On the other hand, the thermal decomposition behaviour was quite different for the M600 sample due to the presence of Mn(II, III)-oxide phases. The first decomposition occurred at 110 °C with ∼4 wt% weight loss, which corresponds to the release of physically adsorbed water. The second change occurred with ∼1% weight gain at 200 °C possibly stemming from the oxidation of manganese and phase change of Mn₃O₄ to Mn₂O₃.⁶⁸ The third change was a weight loss of ∼2% due to the reduction of Mn₂O₃ to Mn₃O₄.⁷⁰ Oxidation occurred at a low temperature for the M600 sample, which indicates that the amount of Mn(III) is much higher than in the other two samples. It also demonstrates slow crystallization of the amorphous morphology.⁶⁵ Fig. S5(a–d) (ESI†) discloses the thermogravimetric analysis under a nitrogen flow. No weight loss or gain occurred at 300–550 °C for the M600 sample in a nitrogen flow, helping to prove the results and discussion about the thermal analysis under air.
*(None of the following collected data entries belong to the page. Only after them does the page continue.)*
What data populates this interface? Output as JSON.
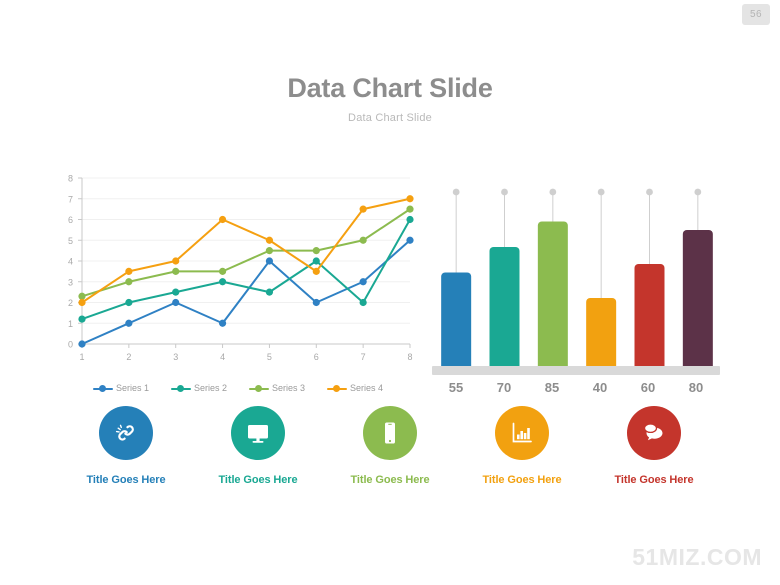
{
  "page_badge": "56",
  "header": {
    "title": "Data Chart Slide",
    "subtitle": "Data Chart Slide"
  },
  "watermark": "51MIZ.COM",
  "line_legend": [
    {
      "label": "Series 1",
      "color": "#2f81c4"
    },
    {
      "label": "Series 2",
      "color": "#1aa893"
    },
    {
      "label": "Series 3",
      "color": "#8cbb4f"
    },
    {
      "label": "Series 4",
      "color": "#f5a011"
    }
  ],
  "icons": [
    {
      "name": "broken-link-icon",
      "title": "Title Goes Here",
      "color": "#2580b8"
    },
    {
      "name": "desktop-monitor-icon",
      "title": "Title Goes Here",
      "color": "#1aa893"
    },
    {
      "name": "smartphone-icon",
      "title": "Title Goes Here",
      "color": "#8cbb4f"
    },
    {
      "name": "bar-chart-icon",
      "title": "Title Goes Here",
      "color": "#f2a110"
    },
    {
      "name": "speech-bubbles-icon",
      "title": "Title Goes Here",
      "color": "#c4352c"
    }
  ],
  "chart_data": [
    {
      "type": "line",
      "title": "",
      "xlabel": "",
      "ylabel": "",
      "x": [
        1,
        2,
        3,
        4,
        5,
        6,
        7,
        8
      ],
      "categories": [
        "1",
        "2",
        "3",
        "4",
        "5",
        "6",
        "7",
        "8"
      ],
      "xlim": [
        1,
        8
      ],
      "ylim": [
        0,
        8
      ],
      "yticks": [
        0,
        1,
        2,
        3,
        4,
        5,
        6,
        7,
        8
      ],
      "grid": true,
      "legend_position": "bottom",
      "series": [
        {
          "name": "Series 1",
          "color": "#2f81c4",
          "values": [
            0,
            1,
            2,
            1,
            4,
            2,
            3,
            5
          ]
        },
        {
          "name": "Series 2",
          "color": "#1aa893",
          "values": [
            1.2,
            2,
            2.5,
            3,
            2.5,
            4,
            2,
            6
          ]
        },
        {
          "name": "Series 3",
          "color": "#8cbb4f",
          "values": [
            2.3,
            3,
            3.5,
            3.5,
            4.5,
            4.5,
            5,
            6.5
          ]
        },
        {
          "name": "Series 4",
          "color": "#f5a011",
          "values": [
            2,
            3.5,
            4,
            6,
            5,
            3.5,
            6.5,
            7
          ]
        }
      ]
    },
    {
      "type": "bar",
      "title": "",
      "xlabel": "",
      "ylabel": "",
      "categories": [
        "55",
        "70",
        "85",
        "40",
        "60",
        "80"
      ],
      "values": [
        55,
        70,
        85,
        40,
        60,
        80
      ],
      "ylim": [
        0,
        100
      ],
      "grid": false,
      "colors": [
        "#2580b8",
        "#1aa893",
        "#8cbb4f",
        "#f2a110",
        "#c4352c",
        "#5c3248"
      ],
      "bar_labels": [
        "55",
        "70",
        "85",
        "40",
        "60",
        "80"
      ],
      "stem_color": "#cfcfcf",
      "baseline_color": "#d9d9d9"
    }
  ]
}
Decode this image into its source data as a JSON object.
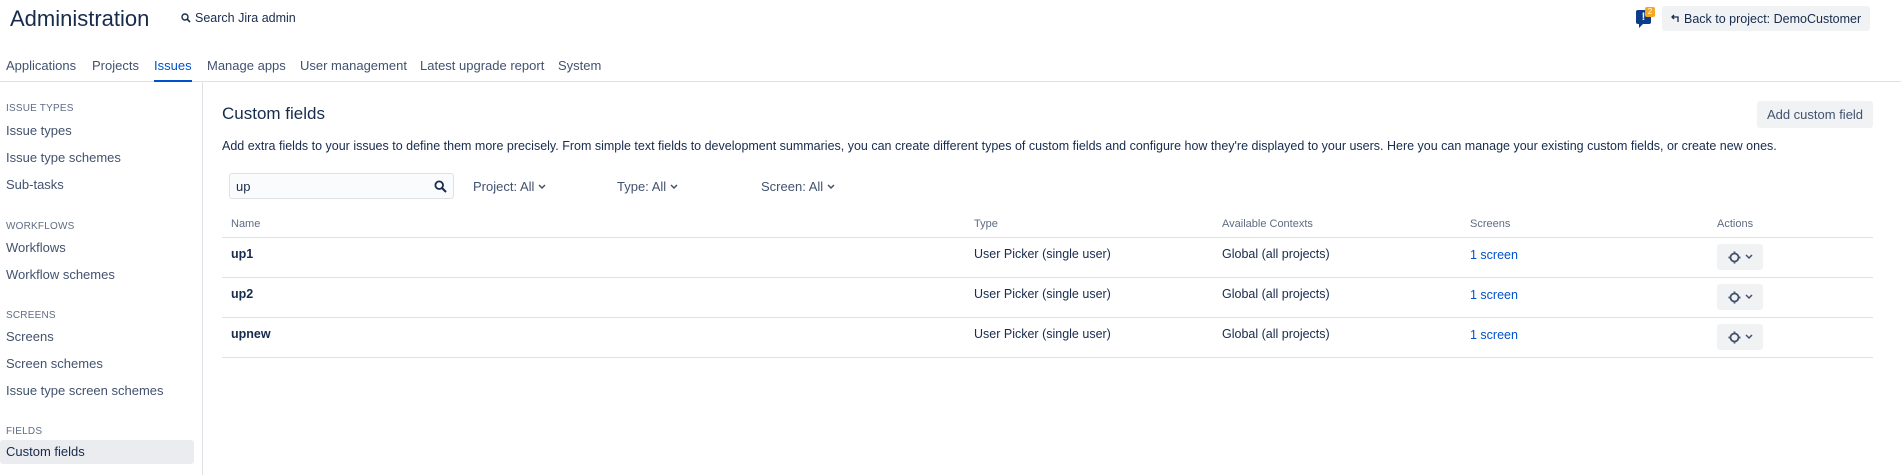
{
  "header": {
    "title": "Administration",
    "search_label": "Search Jira admin",
    "notification_count": "2",
    "back_button_label": "Back to project: DemoCustomer"
  },
  "tabs": [
    {
      "label": "Applications"
    },
    {
      "label": "Projects"
    },
    {
      "label": "Issues",
      "active": true
    },
    {
      "label": "Manage apps"
    },
    {
      "label": "User management"
    },
    {
      "label": "Latest upgrade report"
    },
    {
      "label": "System"
    }
  ],
  "sidebar": {
    "sections": [
      {
        "heading": "ISSUE TYPES",
        "items": [
          "Issue types",
          "Issue type schemes",
          "Sub-tasks"
        ]
      },
      {
        "heading": "WORKFLOWS",
        "items": [
          "Workflows",
          "Workflow schemes"
        ]
      },
      {
        "heading": "SCREENS",
        "items": [
          "Screens",
          "Screen schemes",
          "Issue type screen schemes"
        ]
      },
      {
        "heading": "FIELDS",
        "items": [
          "Custom fields"
        ]
      }
    ],
    "selected": "Custom fields"
  },
  "main": {
    "title": "Custom fields",
    "add_button_label": "Add custom field",
    "description": "Add extra fields to your issues to define them more precisely. From simple text fields to development summaries, you can create different types of custom fields and configure how they're displayed to your users. Here you can manage your existing custom fields, or create new ones.",
    "filter": {
      "value": "up",
      "project_label": "Project: All",
      "type_label": "Type: All",
      "screen_label": "Screen: All"
    },
    "table": {
      "headers": [
        "Name",
        "Type",
        "Available Contexts",
        "Screens",
        "Actions"
      ],
      "rows": [
        {
          "name": "up1",
          "type": "User Picker (single user)",
          "contexts": "Global (all projects)",
          "screens": "1 screen"
        },
        {
          "name": "up2",
          "type": "User Picker (single user)",
          "contexts": "Global (all projects)",
          "screens": "1 screen"
        },
        {
          "name": "upnew",
          "type": "User Picker (single user)",
          "contexts": "Global (all projects)",
          "screens": "1 screen"
        }
      ]
    }
  },
  "colors": {
    "accent": "#0052cc",
    "text": "#172b4d",
    "muted": "#5e6c84",
    "border": "#dfe1e6",
    "notification": "#f5a623"
  }
}
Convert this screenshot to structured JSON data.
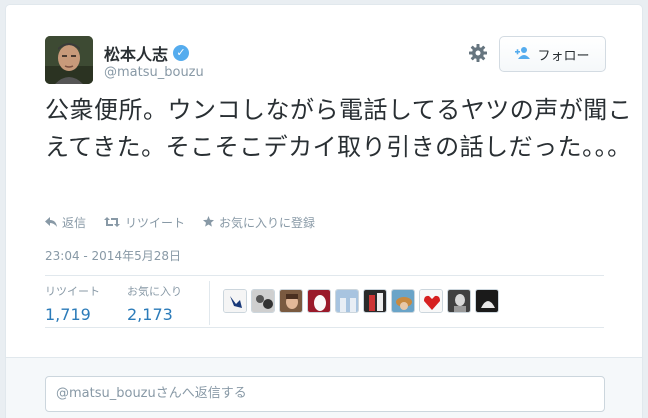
{
  "user": {
    "display_name": "松本人志",
    "handle": "@matsu_bouzu",
    "verified_icon": "✓"
  },
  "header": {
    "follow_label": "フォロー",
    "follow_icon": "person-plus-icon",
    "settings_icon": "gear-icon"
  },
  "tweet": {
    "text": "公衆便所。ウンコしながら電話してるヤツの声が聞こえてきた。そこそこデカイ取り引きの話しだった。。。"
  },
  "actions": {
    "reply_label": "返信",
    "retweet_label": "リツイート",
    "favorite_label": "お気に入りに登録"
  },
  "timestamp": "23:04 - 2014年5月28日",
  "stats": {
    "retweets_label": "リツイート",
    "retweets_value": "1,719",
    "favorites_label": "お気に入り",
    "favorites_value": "2,173"
  },
  "reply": {
    "mention": "@matsu_bouzu",
    "suffix": "さんへ返信する"
  },
  "colors": {
    "accent": "#55acee",
    "link": "#2b7bb9",
    "muted": "#8899a6"
  }
}
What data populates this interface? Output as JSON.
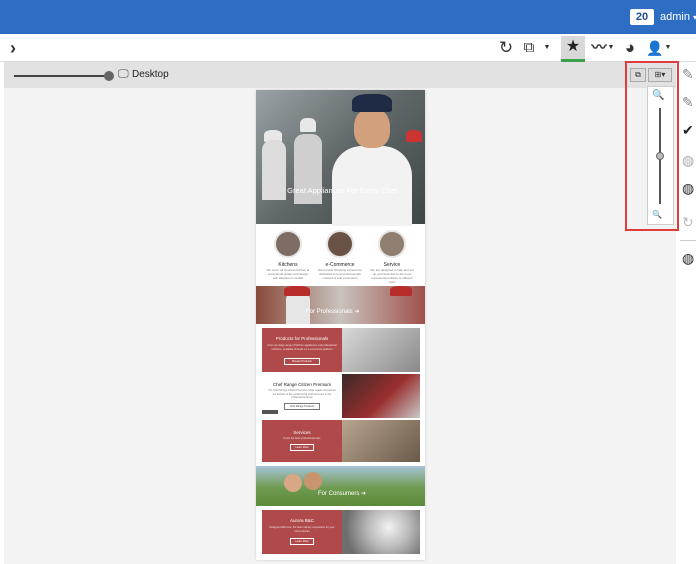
{
  "topbar": {
    "count_badge": "20",
    "user_label": "admin",
    "user_caret": "▾"
  },
  "toolbar": {
    "expand_icon": "chevron-right-icon",
    "items": [
      {
        "name": "refresh",
        "glyph": "↻"
      },
      {
        "name": "external-link",
        "glyph": "⧉"
      },
      {
        "name": "star",
        "glyph": "★"
      },
      {
        "name": "chart",
        "glyph": "〰"
      },
      {
        "name": "pie",
        "glyph": "◕"
      },
      {
        "name": "user",
        "glyph": "👤"
      }
    ]
  },
  "preview_bar": {
    "device_icon": "desktop-icon",
    "device_label": "Desktop"
  },
  "page_preview": {
    "hero_title": "Great Appliances For Every Chef",
    "features": [
      {
        "title": "Kitchens",
        "text": "We cover all business kitchen at exceptional quality and design with attention to details"
      },
      {
        "title": "e-Commerce",
        "text": "We provide shopping experience dedicated to food professionals customers and consumers"
      },
      {
        "title": "Service",
        "text": "We are designed to help and set up your business to the most experiences kitchen to efficient work"
      }
    ],
    "professionals_band": "For Professionals ➜",
    "products_box": {
      "title": "Products for Professionals",
      "text": "From our large range of kitchen appliances and professional solutions, available through our e-commerce platform",
      "button": "Browse Products"
    },
    "chef_box": {
      "title": "Chef Range Citizen Premium",
      "text": "The Chef Range Citizen Premium range makes the kitchen the kitchen of the professional chef becomes in the professional home",
      "button": "Chef Range Products"
    },
    "services_box": {
      "title": "Services",
      "text": "Know the best professional care",
      "button": "Learn More"
    },
    "consumers_band": "For Consumers ➜",
    "aurora_box": {
      "title": "Aurora B&C",
      "text": "Designed with love, the best culinary experience for your home kitchen",
      "button": "Learn More"
    }
  },
  "zoom_panel": {
    "zoom_in_icon": "magnifier-plus-icon",
    "zoom_out_icon": "magnifier-minus-icon",
    "level": 0.5
  },
  "colors": {
    "topbar": "#2d6ec4",
    "highlight": "#e23b3b",
    "active_tab": "#3aa349",
    "red_box": "#b04a4a"
  }
}
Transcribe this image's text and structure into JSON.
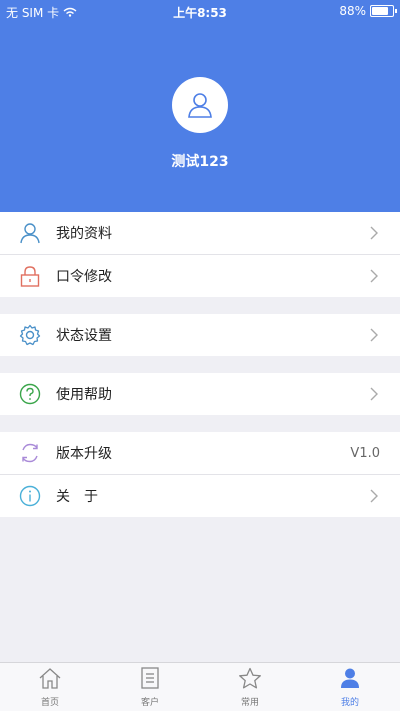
{
  "status_bar": {
    "carrier": "无 SIM 卡",
    "time": "上午8:53",
    "battery": "88%",
    "battery_level": 0.88
  },
  "profile": {
    "name": "测试123"
  },
  "menu": {
    "profile_label": "我的资料",
    "password_label": "口令修改",
    "status_label": "状态设置",
    "help_label": "使用帮助",
    "upgrade_label": "版本升级",
    "upgrade_value": "V1.0",
    "about_label": "关　于"
  },
  "tabs": [
    {
      "label": "首页",
      "icon": "home-icon"
    },
    {
      "label": "客户",
      "icon": "document-icon"
    },
    {
      "label": "常用",
      "icon": "star-icon"
    },
    {
      "label": "我的",
      "icon": "user-icon",
      "active": true
    }
  ],
  "colors": {
    "accent": "#4e7fe6",
    "background": "#efeff4"
  }
}
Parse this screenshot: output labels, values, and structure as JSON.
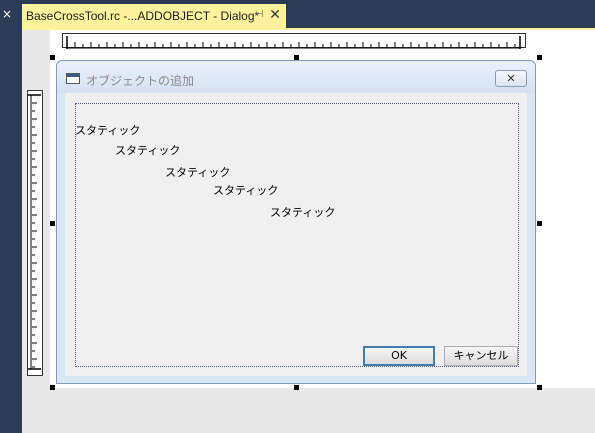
{
  "tab": {
    "title": "BaseCrossTool.rc -...ADDOBJECT - Dialog*",
    "pin_glyph": "⊣",
    "close_glyph": "✕"
  },
  "prev_tab_close_glyph": "×",
  "dialog": {
    "title": "オブジェクトの追加",
    "close_glyph": "✕",
    "statics": [
      {
        "text": "スタティック"
      },
      {
        "text": "スタティック"
      },
      {
        "text": "スタティック"
      },
      {
        "text": "スタティック"
      },
      {
        "text": "スタティック"
      }
    ],
    "ok_label": "OK",
    "cancel_label": "キャンセル"
  },
  "colors": {
    "tab_active": "#fff29d",
    "chrome": "#2b3a55",
    "dialog_frame": "#dbe6f4",
    "client": "#f0f0f0",
    "default_button_border": "#3c7fb1"
  }
}
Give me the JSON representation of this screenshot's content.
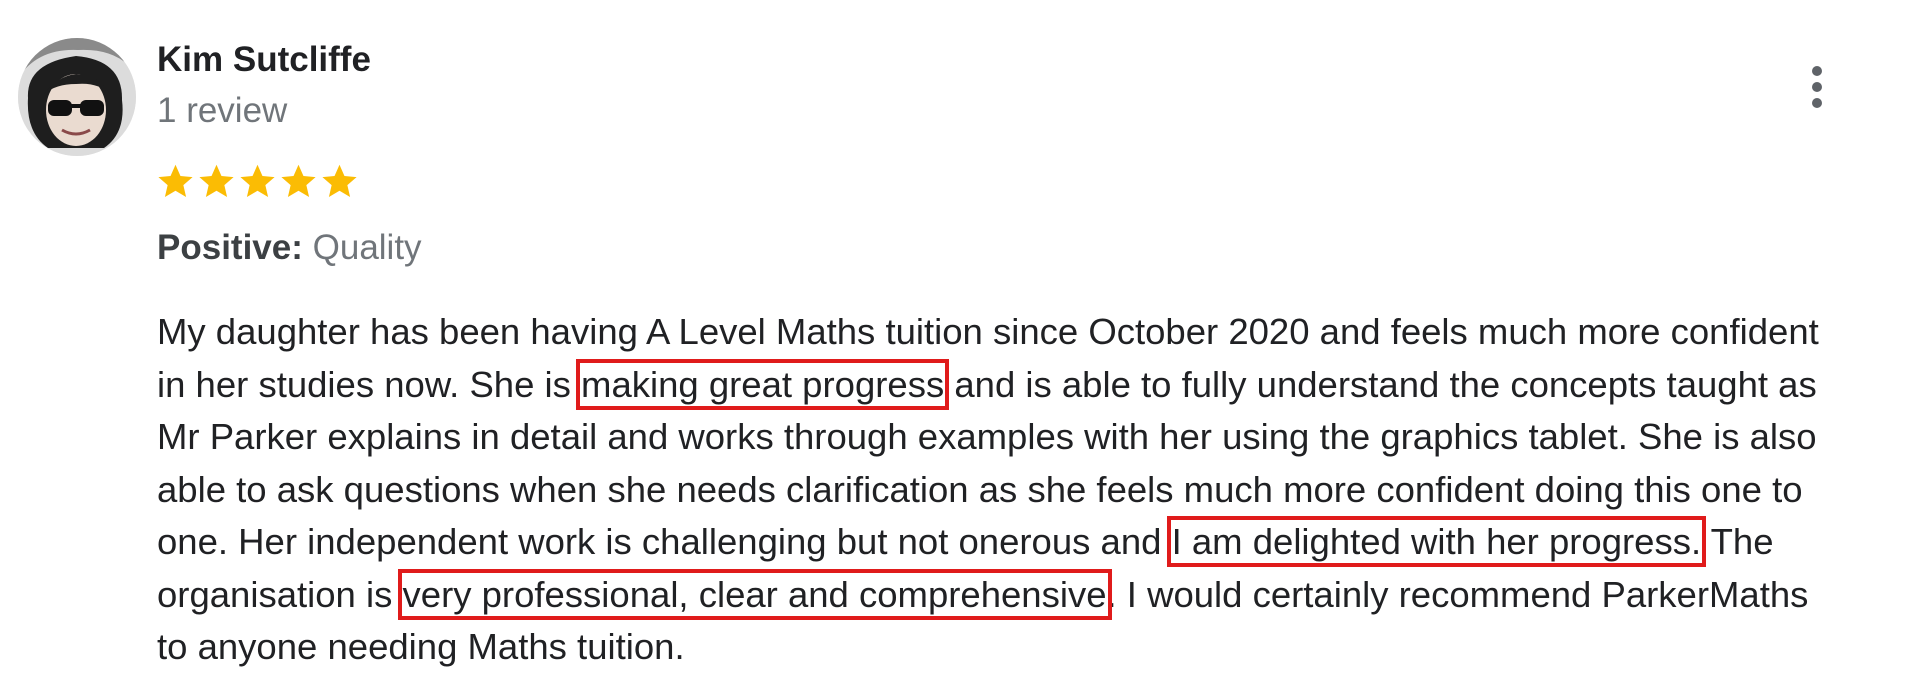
{
  "reviewer": {
    "name": "Kim Sutcliffe",
    "review_count": "1 review"
  },
  "rating": {
    "stars": 5,
    "max": 5,
    "star_color": "#fbbc04"
  },
  "attribute": {
    "label": "Positive:",
    "value": "Quality"
  },
  "review_lines": [
    [
      "My daughter has been having A Level Maths tuition since October 2020 and feels much more confident"
    ],
    [
      "in her studies now. She is ",
      "making great progress",
      " and is able to fully understand the concepts taught as"
    ],
    [
      "Mr Parker explains in detail and works through examples with her using the graphics tablet. She is also"
    ],
    [
      "able to ask questions when she needs clarification as she feels much more confident doing this one to"
    ],
    [
      "one. Her independent work is challenging but not onerous and ",
      "I am delighted with her progress.",
      " The"
    ],
    [
      "organisation is ",
      "very professional, clear and comprehensive",
      ". I would certainly recommend ParkerMaths"
    ],
    [
      "to anyone needing Maths tuition."
    ]
  ],
  "highlight_color": "#e01b1b"
}
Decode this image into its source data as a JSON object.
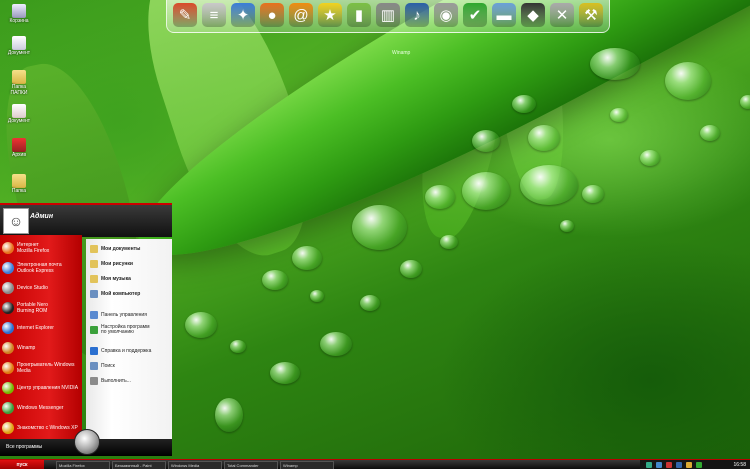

In Fig. S6a (ESI†), X-ray diffraction patterns of the samples after TG analysis under both air and nitrogen atmospheres showed that α-MnO₂ and Mn₃O₄ oxides were produced by thermal analysis in air, while only Mn₃O₄ remained for M200. In the case of the M450 sample, α-MnO₂ and Mn₃O₄ phases formed, compared to M600, where only Mn₃O₄ was created under oxidative conditions. From the thermogravimetric analysis of the samples and the X-ray diffraction patterns of the end products (after TGA), we can derive the same conclusion from the diffraction patterns of the initial samples, such as M200 is mainly consisted of MnO₂ (manganese oxidation state: 4+), and M450 consists of MnO₂ and a minor amount of Mn₃O₄ (manganese oxidation state: IV, III, II), while M600 consists of an almost pure phase Mn₃O₄ (manganese oxidation state: III, II).

Fig. S5e (ESI†) presents the differential scanning calorimetric results of the samples. During the heating process at low temperature (150 °C), endothermic peaks appear for M200 and M450 related to the dehydration of interlayer water and the formation of Mn₂O₃. Endothermic peaks at higher temperatures illustrate the reduction of Mn(III) to Mn(II) and the possible phase transition to tunnel-structured flakes of Mn₃O₄.⁷¹ In the case of M600, one endothermic peak observed around 550 °C illustrates the phase transition of Mn₃O₄ from an amorphous state to a nanoflake structure.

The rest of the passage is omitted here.